The term “patchwork quilt” is often used pejoratively to describe something that is made up of an assortment of other parts. Yet it is worth remembering that a well-made quilt is still functional, durable and beautiful. And quilts are often made collaboratively in quilting bees. We need this sort of approach to network security.
+ Also on Network World: How we got our tattered IoT insecurity blanket +
Part of the reason that IoT devices represent such a security threat is because we do not treat all networks as though they’re part of the global Internet. When consumer internet access first took off, each computer was effectively part of the ISP’s network, directly connected via modem. By contrast, in homes and small businesses today, there is a small network with multiple devices. But because of the historical service model, those small networks do not operate as though they are part of a network of networks.
In most corporate and service-provision networks, only some systems have access to the Internet. You do not want your company’s personnel database computer sending traffic to a random computer somewhere in the world. Indeed, if you discover such a traffic pattern, it is a good sign there is a problem. Professional network managers look after these networks to ensure traffic flows where it should, and nowhere else.
Home networks are different because they are mostly unmanaged. Most of us just want to be able to use the network and do not want to spend a lot of time maintaining it. That means the facilities of these small networks need to be managed automatically.
We have been in a similar position before. When residential broadband first took off, the gateways had terrible security. Attackers often had no problem taking control, rather like in today’s IoT devices. This problem is not completely solved, but it is far less acute than it used to be because ISPs had an interest in fixing the problem. ISPs started bundling wireless gateways and other similar functionality into the customer premises equipment (CPEs) for their customers. The gateways that people get from their ISPs today are often carefully configured to improve security. ISPs insisted on those improvements as part of their contract to buy the equipment.
A similar thing could happen with IoT. Suppose IoT devices could advertise their capabilities and what traffic they expected to send, using something like the Manufacturer Usage Description Framework. A gateway in the network would be able to tell what sort of traffic could be expected from the device—and could block other kinds of traffic, thereby preventing devices from becoming part of an attack.

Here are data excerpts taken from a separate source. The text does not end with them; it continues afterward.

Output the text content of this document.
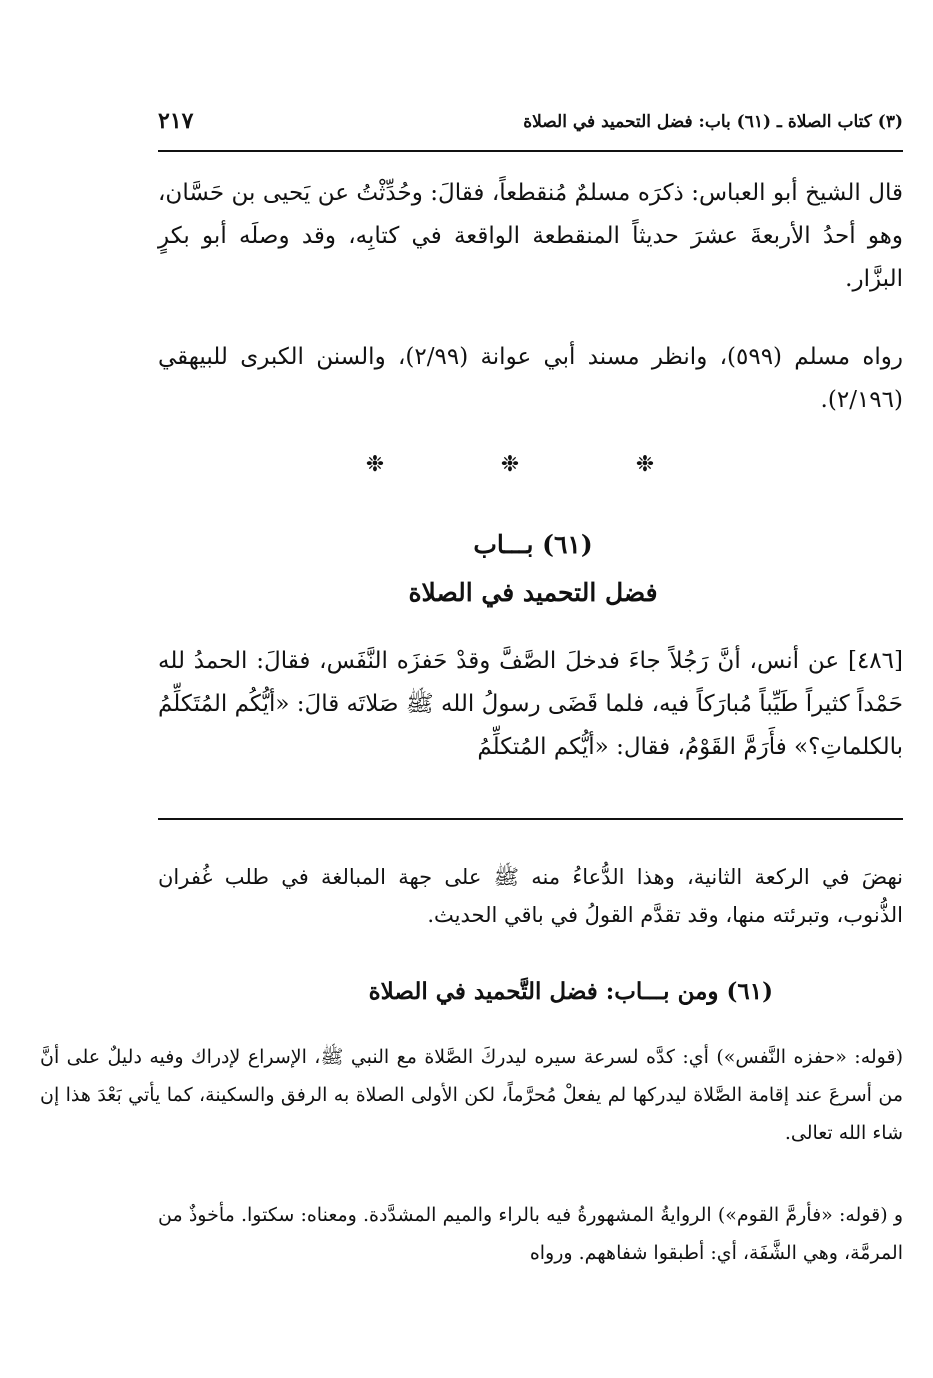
(٣) كتاب الصلاة ـ (٦١) باب: فضل التحميد في الصلاة
٢١٧
قال الشيخ أبو العباس: ذكرَه مسلمٌ مُنقطعاً، فقالَ: وحُدِّثْتُ عن يَحيى بن حَسَّان، وهو أحدُ الأربعةَ عشرَ حديثاً المنقطعة الواقعة في كتابِه، وقد وصلَه أبو بكرٍ البزَّار.
رواه مسلم (٥٩٩)، وانظر مسند أبي عوانة (٢/٩٩)، والسنن الكبرى للبيهقي (٢/١٩٦).
❉	❉	❉
(٦١) بـــاب
فضل التحميد في الصلاة
[٤٨٦] عن أنس، أنَّ رَجُلاً جاءَ فدخلَ الصَّفَّ وقدْ حَفزَه النَّفَس، فقالَ: الحمدُ لله حَمْداً كثيراً طَيِّباً مُبارَكاً فيه، فلما قَضَى رسولُ الله ﷺ صَلاتَه قالَ: «أيُّكُم المُتَكلِّمُ بالكلماتِ؟» فأَرَمَّ القَوْمُ، فقال: «أيُّكم المُتكلِّمُ
نهضَ في الركعة الثانية، وهذا الدُّعاءُ منه ﷺ على جهة المبالغة في طلب غُفران الذُّنوب، وتبرئته منها، وقد تقدَّم القولُ في باقي الحديث.
(٦١) ومن بـــاب: فضل التَّحميد في الصلاة
(قوله: «حفزه النَّفس») أي: كدَّه لسرعة سيره ليدركَ الصَّلاة مع النبي ﷺ، الإسراع لإدراك وفيه دليلٌ على أنَّ من أسرعَ عند إقامة الصَّلاة ليدركها لم يفعلْ مُحرَّماً، لكن الأولى الصلاة به الرفق والسكينة، كما يأتي بَعْدَ هذا إن شاء الله تعالى.
و (قوله: «فأرمَّ القوم») الروايةُ المشهورةُ فيه بالراء والميم المشدَّدة. ومعناه: سكتوا. مأخوذٌ من المرمَّة، وهي الشَّفَة، أي: أطبقوا شفاههم. ورواه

A device that the gateway did not know would not be able to talk to the rest of the Internet, just like a company’s database server for personnel records.
Devices that do not offer this facility would appear “broken,” and consumers would quickly learn to buy only devices that worked as expected. Vendors would realize they need to make devices that work this way or face customer support costs, dissatisfaction and returns. ISPs could include the functionality in the gateways they ship to customers, since most gateways already include a firewall function anyway.
The whole system would align the incentives correctly: Consumers want things that work, vendors want to avoid recalls and returns, and ISPs do not want their networks to be sources of attacks on the rest of the Internet. And, of course, this sort of functionality would be just as useful in large, corporate networks where IoT devices penetrate. Manually managing firewall rules for millions of devices is not something any IT staff can do.
The challenge of IoT security regulations
Some will argue that there are too many players involved and that it will take too long to get the incentives lined up—that regulation is the only choice. But regulation also takes time, and on the Internet, the regulatory regime will need to include almost every country or else it is unlikely to be effective. It is hard to believe that getting all the governments in the world to cooperate would be easier than using commercial pressure.
A quiltmaker takes many small components and stitches them together into a greater whole that is much more useful than the small scraps of fabric that make it up. By treating small, unmanaged networks as first-class participants in the network of networks, we can reduce the threats that come from millions of mostly unmanaged devices that the IoT provides. Yet we can get the benefits that come from automating our world by connecting more devices to the Internet. By taking lessons from quilters, we can be sure we build better networks.